Thumpoly St. Thomas Church Marian Pilgrimage Shrine  is a church in Thumpoly, Kerala, India, and is a well-known Christian Marian pilgrimage site/shrine. This Church Includes under the Diocese of Alleppey-(Roman Catholic Diocese  of Alleppey ). Thumpoly is located 6 kilometers from Alappuzha city, 80 kilometers  from Kochi International Airport, 60 Kilometers from Kochi -Cochin City ,  20 kilometers from Cherthala,  25 kilometers from Kuttanadu, 34 Kilometers from Changanassery  and 52 kilometers from Kayamkulam. This is an ancient church with a long tradition that was built by the Portuguese and was established in the 1600s.  It is one of the important Christian pilgrimage centers of Alappuzha district. It is the second most important pilgrimage or Church centre in the Diocese of Alleppey.

History of Thumpoly Church 

Thumpoly church was established in the 1600s. It was initially a small church. The first church was a small church with ola pastures.  During the 1600s a ship sailed from Paris (Portugal/Also said to be from Italy) across the Arabian Sea, losing control of the ship due to wind, rain and thunder and sank, leading a statue to be enshrined in the Thumpoly  Church.
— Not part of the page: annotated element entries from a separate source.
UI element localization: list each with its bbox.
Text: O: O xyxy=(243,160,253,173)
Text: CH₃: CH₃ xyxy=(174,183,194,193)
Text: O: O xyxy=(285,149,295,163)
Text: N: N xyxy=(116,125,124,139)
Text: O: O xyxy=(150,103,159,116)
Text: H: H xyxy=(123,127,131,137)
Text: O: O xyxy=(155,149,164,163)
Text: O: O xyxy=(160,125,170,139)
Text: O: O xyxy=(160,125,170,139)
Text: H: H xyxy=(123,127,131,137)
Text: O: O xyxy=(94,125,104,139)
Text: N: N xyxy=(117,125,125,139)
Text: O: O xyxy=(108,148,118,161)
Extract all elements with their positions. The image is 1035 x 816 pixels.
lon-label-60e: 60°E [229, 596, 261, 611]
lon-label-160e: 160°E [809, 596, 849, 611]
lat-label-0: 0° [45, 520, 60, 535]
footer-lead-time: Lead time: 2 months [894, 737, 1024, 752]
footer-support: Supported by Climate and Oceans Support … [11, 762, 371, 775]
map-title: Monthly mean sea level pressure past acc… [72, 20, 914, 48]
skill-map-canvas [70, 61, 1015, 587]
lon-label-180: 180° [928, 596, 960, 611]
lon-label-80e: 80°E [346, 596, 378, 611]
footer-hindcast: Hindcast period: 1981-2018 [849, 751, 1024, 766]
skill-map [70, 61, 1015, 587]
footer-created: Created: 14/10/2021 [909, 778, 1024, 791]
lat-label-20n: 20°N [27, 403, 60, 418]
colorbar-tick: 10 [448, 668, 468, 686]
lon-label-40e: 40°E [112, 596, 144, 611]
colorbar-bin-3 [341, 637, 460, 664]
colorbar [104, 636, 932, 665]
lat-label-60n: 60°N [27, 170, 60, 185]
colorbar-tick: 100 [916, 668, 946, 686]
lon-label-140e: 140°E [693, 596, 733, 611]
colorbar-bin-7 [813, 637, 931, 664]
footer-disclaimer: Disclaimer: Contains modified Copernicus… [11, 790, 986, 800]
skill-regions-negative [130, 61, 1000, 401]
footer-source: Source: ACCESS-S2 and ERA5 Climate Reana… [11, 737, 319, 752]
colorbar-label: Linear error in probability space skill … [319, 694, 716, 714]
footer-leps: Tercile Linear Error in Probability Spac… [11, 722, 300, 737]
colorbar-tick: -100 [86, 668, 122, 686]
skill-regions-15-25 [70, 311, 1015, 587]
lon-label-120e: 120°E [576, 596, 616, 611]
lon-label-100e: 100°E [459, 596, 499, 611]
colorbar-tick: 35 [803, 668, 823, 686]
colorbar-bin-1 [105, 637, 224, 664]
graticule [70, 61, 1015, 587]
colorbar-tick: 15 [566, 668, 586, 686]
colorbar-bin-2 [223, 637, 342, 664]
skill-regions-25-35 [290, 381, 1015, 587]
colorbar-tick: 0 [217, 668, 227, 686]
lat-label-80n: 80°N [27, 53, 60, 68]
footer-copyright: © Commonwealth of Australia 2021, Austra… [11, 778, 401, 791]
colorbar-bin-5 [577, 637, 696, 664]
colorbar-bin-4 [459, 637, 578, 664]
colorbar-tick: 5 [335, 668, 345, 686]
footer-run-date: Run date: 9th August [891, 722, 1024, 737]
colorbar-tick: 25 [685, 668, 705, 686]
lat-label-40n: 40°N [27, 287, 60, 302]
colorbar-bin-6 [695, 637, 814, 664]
In the 1700s the current church was built by the Portuguese, who established 23 Churches in Kerala, and it is known and known as the first church of its kind.   Between the years 1600 and 1700, there was only a small church in Thumpoly.  Between those periods efforts were made to build a large Church at Thumpoly .  But all of them were attacked in war and so on and due to financial difficulties it was not possible to build a big church like it is now.  Later, in 1700, the grand church as seen today was built.     Thumpoly church was the first church in India at that time to have a relic of the Mother of God and rituals.  This Thumpoly mata mother is also known by another name, ``Kappalottakaari Amma ´´ or "sailors mother".or 'the mother who came by ship in the year 1600- 1602s. And also Thumpoly Church and Poomkavu Church are important Christian pilgrimage centers located very close to each other in Alappuzha district.  This Poomkavu church is a famous holy week pilgrimage.

Features of  Thumpoly Church /Important . 

 Established in the AD 1600
 In 1600s in India, the Statue of the Mother of God (Holy Virgin Mary) was first enshrined here in Thumpoly Church.
 Thumpoly Church is likely to get `Minor Basilica´ status / other `Higher status´.
 Thumpoly Mata is also known as Kapalottakkari Amma.(Because Thumpoli Mata came on Ship).
 Thumpoly is one of the most important Christian pilgrimage shrines in Kerala.
 It is an important Marian pilgrimage shrine in Alappuzha District and Diocese of Alleppey .

 Thumpoly Church and Poomkavu Church are important Christian pilgrimage centers located very close to each other in Alappuzha district.  This Poomkavu church is a famous holy week pilgrimage shrine.

Thumpoly Festival feast 

Darshana thirunal of Amalolbhava mata Immaculate Conception (Thumpoly Mata) is celebrated every year from November 27 to December 15 at Thumpoly church. The main festival day is December 08th. Ettaammidam thirunal festival day is December 15th.  Opening of Thiruswaroopa ``Thirunada Thurakkal´´ of Mother of Thumpoly mata on 06th December. The Thumpoly church festival ends at midnight on December 15th. Important Vow(Nercha) is the ``Pattum Kireedavum Ezhunnallippu´´The main votive offering is the `Silk and the Crown Ezhunnallippu´. And there are many other vows/offerings). And on the first Sunday of July, the week of Thomasliha - St.  Thomas's feast day is also celebrated.  The Feast of the Birth/Nativity of the Blessed Virgin Mary is celebrated from September 1st to September 08th.  Every year from 01st to 31st October the month of Japamala/The rosary is celebrated as a celebration. This is one of the biggest Marian Festival(Feast) and Pilgrimage Church seen in Kerala & Alappuzha District.